Sim, é possível sepultar lembranças e, nesse sentido, a hipótese freudiana do recalcamento, solidária da hipótese do inconsciente sustenta que uma parte de nós permanece inacessível, sepultada. A ideia é que esses pedaços de história – essas lembranças esquecidas – podem retornar, podem ser encontrados.
Isso não serve apenas para que nos conheçamos melhor, mas para que algum desses guardados nos ofereça uma nova ideia de nós mesmos – e nos surpreenda com a maravilha de se descobrir capaz de coisas que nunca pensávamos ter vivido.
Podemos nos encontrar com momentos em que fomos melhores, ou piores do que acreditávamos ser. No primeiro caso, talvez sejamos, então, capazes de realizar mais do que esperávamos; no segundo, talvez se torne possível largar o tormento de nos exigirmos sempre mais do que o possível.
O trabalho com o inconsciente é, portanto, o de buscar a surpresa para promover reconfigurações em uma história. É um trabalho delicado, fino. Por isso, não basta aconselhamento, não basta ser um amigo qualificado, um pai orientador ou uma mãe acolhedora. Muitas vezes é necessário, aceitamos de bom grado esses papéis, mas isso não é o essencial.

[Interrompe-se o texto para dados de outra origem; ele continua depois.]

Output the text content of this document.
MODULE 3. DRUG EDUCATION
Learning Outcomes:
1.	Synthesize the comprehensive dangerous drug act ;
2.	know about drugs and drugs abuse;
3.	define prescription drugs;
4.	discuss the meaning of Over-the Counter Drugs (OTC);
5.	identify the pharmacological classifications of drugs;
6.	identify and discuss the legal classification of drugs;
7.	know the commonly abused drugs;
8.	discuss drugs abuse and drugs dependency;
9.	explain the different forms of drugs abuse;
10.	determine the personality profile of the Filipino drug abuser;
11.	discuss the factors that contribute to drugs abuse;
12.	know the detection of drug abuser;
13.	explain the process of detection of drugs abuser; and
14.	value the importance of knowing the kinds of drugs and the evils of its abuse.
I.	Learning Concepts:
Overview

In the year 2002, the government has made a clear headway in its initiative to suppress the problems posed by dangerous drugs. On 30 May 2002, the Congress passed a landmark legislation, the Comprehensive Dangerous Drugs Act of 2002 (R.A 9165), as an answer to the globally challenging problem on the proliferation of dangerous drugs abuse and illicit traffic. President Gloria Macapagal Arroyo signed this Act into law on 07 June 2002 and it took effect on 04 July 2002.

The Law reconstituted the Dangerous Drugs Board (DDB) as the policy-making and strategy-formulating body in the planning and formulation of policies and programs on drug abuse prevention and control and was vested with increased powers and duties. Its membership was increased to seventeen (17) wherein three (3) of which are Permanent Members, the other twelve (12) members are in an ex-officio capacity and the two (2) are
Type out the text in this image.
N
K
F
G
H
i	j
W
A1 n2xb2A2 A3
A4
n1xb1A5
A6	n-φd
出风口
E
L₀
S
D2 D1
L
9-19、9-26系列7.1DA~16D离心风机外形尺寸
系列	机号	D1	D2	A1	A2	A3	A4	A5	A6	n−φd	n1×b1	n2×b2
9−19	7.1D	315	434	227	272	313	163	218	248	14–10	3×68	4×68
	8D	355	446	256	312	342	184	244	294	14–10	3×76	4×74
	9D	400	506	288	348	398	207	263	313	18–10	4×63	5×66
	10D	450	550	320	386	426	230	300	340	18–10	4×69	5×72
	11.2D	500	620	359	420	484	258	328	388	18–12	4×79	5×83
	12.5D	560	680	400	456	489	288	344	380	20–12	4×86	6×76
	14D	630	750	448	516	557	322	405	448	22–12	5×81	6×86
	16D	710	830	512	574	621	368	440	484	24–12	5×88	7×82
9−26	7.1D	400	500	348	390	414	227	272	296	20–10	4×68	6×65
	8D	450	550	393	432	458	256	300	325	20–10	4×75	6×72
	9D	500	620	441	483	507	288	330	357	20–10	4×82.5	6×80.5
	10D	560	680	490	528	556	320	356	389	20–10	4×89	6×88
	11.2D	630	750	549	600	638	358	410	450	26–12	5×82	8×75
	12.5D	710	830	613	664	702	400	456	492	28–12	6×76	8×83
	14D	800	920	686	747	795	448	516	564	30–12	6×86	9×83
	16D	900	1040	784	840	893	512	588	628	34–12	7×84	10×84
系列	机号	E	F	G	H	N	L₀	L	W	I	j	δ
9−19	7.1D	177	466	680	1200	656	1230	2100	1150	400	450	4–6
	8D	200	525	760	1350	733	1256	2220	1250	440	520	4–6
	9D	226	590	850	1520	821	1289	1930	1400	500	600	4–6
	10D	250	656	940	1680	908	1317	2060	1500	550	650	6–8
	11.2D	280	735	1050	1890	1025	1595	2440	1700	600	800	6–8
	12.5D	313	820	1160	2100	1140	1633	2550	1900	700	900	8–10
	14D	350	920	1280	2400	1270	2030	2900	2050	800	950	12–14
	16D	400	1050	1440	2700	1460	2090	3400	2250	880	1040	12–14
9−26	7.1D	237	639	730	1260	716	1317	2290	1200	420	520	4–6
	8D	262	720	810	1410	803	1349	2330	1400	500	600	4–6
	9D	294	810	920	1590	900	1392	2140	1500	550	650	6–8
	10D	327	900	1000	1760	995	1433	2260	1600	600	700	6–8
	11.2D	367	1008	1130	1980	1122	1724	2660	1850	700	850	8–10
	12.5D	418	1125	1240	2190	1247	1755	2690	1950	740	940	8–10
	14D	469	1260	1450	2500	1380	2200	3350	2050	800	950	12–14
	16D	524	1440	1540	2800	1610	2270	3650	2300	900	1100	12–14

O analista tem que ser alguém que ponha a mão na massa. É preciso a sensibilidade de ver, olhar, sentir, pegar o que o próprio paciente não reconhece – e é preciso mostrar o que estava ali o tempo todo. Ele é que não via.
Concluo com um minúsculo fragmento da vida de alguém muito especial.
Dona Dora – mãe coragem, mulher de fibra –, que perde seus dois filhos: primeiramente para o tráfico e depois, definitivamente, para a violência de Estado. Não perde a fé, se põe de pé e se coloca a trabalho para organizar melhor a vida da comunidade – ativamente. Mas, em certo momento, desaba e cai em depressão severa, difícil de saber exatamente o porquê. Surge a lembrança da morte de seu gato: alguém torce o pescoço do animal em frente à sua casa. Nesse ponto, se revela para ela – algo que foi possível de alcançar em seu trabalho de análise – a dimensão de um impossível. Naquela cena, parecia-lhe estar diante da mais pura maldade. Porque o gato era, para ela, a encarnação de um ser totalmente inocente – o que, talvez, não pudesse dizer de seus filhos. Sentimos ainda o quanto a dor da morte dos filhos pode ser sentida ali, com aquele gato.
Espero deixar claro como é necessário não apenas caminhar junto como o analisante como ainda achar o momento certo para não fazer grandes estragos – o que não se aprende a não ser colocando a mão na massa. É para isso que precisamos de profissionais habilitados.